Not quite.  Both inode and namei fileservers store their data in individual 
files on the local filesystem.  Each local file corresponds to the contents 
of one vnode (file, directory, or symlink) in the AFS filesystem, or to 
some particular kind of per-volume metadata (a volume header or vnode 
index).  The different between the two backends lies largely in how those 
files are located by the fileserver.

In an inode fileserver (the traditional model), the vnode index contains 
the inode numbers of the underlying files for each vnode; the inode numbers 
of the indices themselves are stored in the volume header (the Vxxx.vol 
files at the top level of each vice partition).  These inodes have no 
regular directory entries which point to them; they are manipulated via a 
set of special system calls provided by the AFS kernel module.  In this 
model, the link counts on the underlying inodes reflect the number of 
vnodes referring to that inode; when the link count is decremented to zero, 
the inode is automatically freed by the normal kernel filesystem code.

In a namei fileserver, the underlying files are normal files in the 
filesystem.  The vnode indices contain virtual "inode numbers" which are 
used to compute the file's actual filename; we then open the files by name. 
Since these are normal files on an unmodified local filesystem, their link 
counts in the underlying filesystem represent the number of actual links to 
them, which is always 1.  Information about how many vnodes are using that 
file is stored in the "link table", which is an additional per-volume 
metadata file.  This is the only backend currently available on Linux.
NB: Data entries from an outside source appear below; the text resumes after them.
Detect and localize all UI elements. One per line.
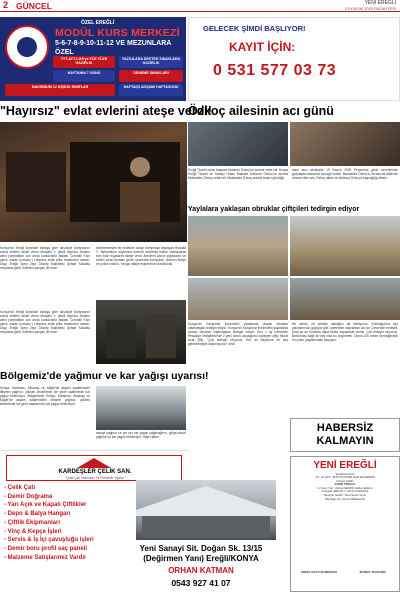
habersiz-line2: KALMAYIN (316, 435, 374, 447)
imprint-foot-right: İRTİBAT TELEFONU (359, 570, 387, 574)
imprint-line: Neşriyat Sahibi: Yerel Süreli Yayın (323, 493, 367, 498)
kardesler-phone: 0543 927 41 07 (171, 578, 231, 588)
story1-col: bedirlenmeyen bir nededen dolayı tartışmaya başlayan Mustafa Y, Tartışmanın büyümesi üzerine sinirlenip hakim olamayarak evin bazı eşyalarını ateşe verdi. Alevlerin yanlın çığlıklarını ve evden çıkan dumanı gören çevredeki komşuları, durumu itfaiye ve polise bildirdi. Yangın itfaiye ekiplerince söndürüldü. (96, 246, 186, 266)
service-item: - Çiftlik Ekipmanları (4, 519, 61, 526)
kurs-chip: HAFTAİÇİ AKŞAM/ HAFTASONU (119, 84, 183, 96)
story3-photo-1 (188, 216, 288, 276)
story2-col: Ereğli Ticaret odası başkanı Mahmut Özkoç'un annesi vefat etti. Konya Ereğli Ticaret ve Sanayi Odası Başkanı Mahmut Özkoç'un annesi Mukaddes Özkoç vefat etti. Mukaddes Özkoç annesi tedavi gördüğü (188, 168, 288, 180)
section-title: GÜNCEL (16, 1, 52, 11)
story3-photo-4 (290, 278, 400, 320)
kurs-chip: HAFTANIN 7 GÜNÜ (53, 70, 115, 82)
story4-photo (96, 386, 186, 430)
kardesler-name: KARDEŞLER ÇELİK SAN. (58, 469, 132, 475)
kurs-chip: DENEME SINAVLARI (119, 70, 183, 82)
kardesler-tag: Çelik Çatı Sistemleri Ve Prefabrik Yapılar (66, 476, 124, 480)
story1-photo (0, 122, 187, 242)
story2-headline: Özkoç ailesinin acı günü (188, 104, 334, 118)
story3-photo-2 (290, 216, 400, 276)
page-number: 2 (3, 0, 9, 10)
story1-col: Konya'nın Ereğli ilçesinde iddiaya göre alkolüyle tartışmanın sonra evlerini ateşe veren Mustafa Y. (kimli hayırsız evladın alevi yanmaktan son anda kurtulurken babası Cumhali Y.ise yanık olarak kurtuldu.) Hayırsız evlat polis tarafından arandı. Olay, Ereğli İlçesi Ziya Gökalp Mahallesi Şefkat Sokakta meydana geldi. Edinilen yangını ile evde (0, 246, 90, 270)
kardesler-roof-icon (77, 458, 111, 468)
imprint-line: AYDIN ATMACA (334, 482, 356, 487)
imprint-year: YIL: 12 SAYI: 3679 23 KASIM 2020 PAZARTESİ (314, 475, 375, 480)
kardesler-owner: ORHAN KATMAN (168, 566, 234, 575)
kayit-label: KAYIT İÇİN: (229, 40, 296, 54)
habersiz-line1: HABERSİZ (316, 422, 374, 434)
kardesler-services (4, 484, 94, 562)
service-item: - Çelik Çatı (4, 485, 36, 491)
story2-photo-1 (188, 122, 288, 166)
service-item: - Yarı Açık ve Kapalı Çiftlikler (4, 502, 87, 509)
story4-col: Konya, Karaman, Aksaray ve Niğde'de akşam saatlerinden itibaren yağmur, yüksek kesimlerde ise gece saatlerinde kar yağışı bekleniyor. Bölgemizde Konya, Karaman, Aksaray ve Niğde'de akşam saatlerinden itibaren yağmur, yüksek kesimlerde ise gece saatlerinde kar yağışı bekleniyor. (0, 386, 90, 406)
imprint-title: YENİ EREĞLİ (313, 460, 377, 471)
kurs-logo (5, 25, 49, 69)
kardesler-photo (136, 480, 276, 540)
story1-headline: "Hayırsız" evlat evlerini ateşe verdi! (0, 104, 212, 118)
story4-caption: sanayi yağmur ve yer yer kar yağışı yağacağının, gökyüzünün yağmur ve kar yağışı bekleniyor. Hata Haber (96, 431, 186, 439)
story1-col-cont: Konya'nın Ereğli ilçesinde iddiaya göre alkolüyle tartışmanın sonra evlerini ateşe veren Mustafa Y. (kimli hayırsız evladın alevi yanmaktan son anda kurtulurken babası Cumhali Y.ise yanık olarak kurtuldu.) Hayırsız evlat polis tarafından arandı. Olay, Ereğli İlçesi Ziya Gökalp Mahallesi Şefkat Sokakta meydana geldi. Edinilen yangını ile evde (0, 310, 90, 334)
story3-photo-3 (188, 278, 288, 320)
story3-col: Ne olmalı, ne şekilde olacağını da bilmiyoruz. Korktuğumuz için yakınlarımızı göçüyor gibi. İşletmede hayvanları da var. Çevreden endişeli. Ama şu an bunlarla daha tedbir kapsamda olmalı. Çok tedirgin oluyoruz. Buna başı bağlı bir şey olsa bu öngörmek. Obruk 200 metre derinliğindeki bu çukur yaylamızdan oluşuyor. (292, 322, 398, 342)
imprint-line: G.Yayın Yön.: Ahmet KESKİN Haber Editörü (317, 485, 373, 490)
kurs-chip: MAKSİMUM 12 KİŞİLİK SINIFLAR (5, 84, 115, 96)
imprint-box (290, 456, 400, 592)
service-item: - Servis & İş İçi çavuşluğu işleri (4, 537, 94, 544)
imprint-foot-left: EREĞLİ KÜLTÜR MERKEZİ (301, 570, 337, 574)
story1-photo-2 (96, 300, 186, 364)
kurs-chip: YAZILILARA DESTEK SINAVLARA HAZIRLIK (119, 56, 183, 68)
service-item: - Malzeme Satışlarımız Vardır (4, 554, 87, 561)
kayit-slogan: GELECEK ŞİMDİ BAŞLIYOR! (203, 24, 306, 33)
story3-col: Konya'nın Karapınar ilçesindeki yaylalarda oluşan obruklar vatandaşları tedirgin ediyor. Konya'nın Karapınar ilçesindeki yaylalarda oluşan obruklar vatandaşları tedirgin ediyor. Son 1 ay içerisinde Reşadiye Mahallesi'nde 2 yeni obruk oluştuğunu söyleyen çiftçi Murat Acar (58), "Çok tedirgin oluyoruz. Her an başımıza bir şey gelebileceğini düşünüyoruz" dedi. (188, 322, 288, 346)
imprint-line: Basıldığı Yer: Demir Matbaacılık (325, 496, 365, 501)
kurs-chip: TYT-AYT-LGS'ye YÜZ YÜZE HAZIRLIK (53, 56, 115, 68)
service-item: - Demir boru profil saç paneli (4, 545, 88, 552)
story2-photo-2 (290, 122, 400, 166)
page-header (0, 0, 400, 12)
habersiz-box (290, 418, 400, 452)
story3-headline: Yaylalara yaklaşan obruklar çiftçileri tedirgin ediyor (188, 206, 360, 213)
story4-headline: Bölgemiz'de yağmur ve kar yağışı uyarısı! (0, 370, 209, 382)
paper-name: YENİ EREĞLİ (364, 0, 396, 6)
kurs-top: ÖZEL EREĞLİ (81, 20, 115, 26)
imprint-motto: "Ereğli'nin Sesi" (335, 471, 355, 476)
imprint-line: Fotoğraf: ERKAN Y. Cihan KARAKAŞ (321, 489, 369, 494)
issue-date: 23 KASIM 2020 PAZARTESİ (345, 6, 396, 11)
kardesler-logo-box (6, 455, 182, 481)
kurs-title: MODÜL KURS MERKEZİ (55, 27, 180, 39)
ad-modul-kurs[interactable] (0, 17, 186, 101)
ad-kayit[interactable] (188, 17, 400, 101)
service-item: - Vinç & Kepçe İşleri (4, 528, 62, 535)
kayit-phone: 0 531 577 03 73 (213, 62, 337, 79)
kurs-grades: 5-6-7-8-9-10-11-12 VE MEZUNLARA ÖZEL (55, 40, 172, 56)
service-item: - Depo & Balya Hangarı (4, 511, 71, 518)
story2-col: mazı ancı akrabalar 19 Kasım 2020 Perşembe günü sevenlerinin gözyaşları arasında toprağa verildi. Mukaddes Özkoç'a, tevazu'da Allah'tan rahmet diler sırrı Özkoç ailesi ve Mahmut Özkoç'a başsağlığı dileriz. (292, 168, 398, 180)
imprint-line: İmtiyaz Sahibi (336, 478, 354, 483)
kardesler-address-2: (Değirmen Yanı) Ereğli/KONYA (143, 554, 259, 563)
kardesler-address-1: Yeni Sanayi Sit. Doğan Sk. 13/15 (139, 544, 263, 553)
service-item: - Demir Doğrama (4, 493, 53, 500)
There is no fileserver backend which stores data in a large file or 
directly to a block device, and there never has been.  Such a thing would 
be possible, but it's not clear that it would be superior to the existing 
backends.

-- Jeffrey T. Hutzelman (N3NHS) <jhutz+@cmu.edu>
   Sr. Research Systems Programmer
   School of Computer Science - Research Computing Facility
   Carnegie Mellon University - Pittsburgh, PA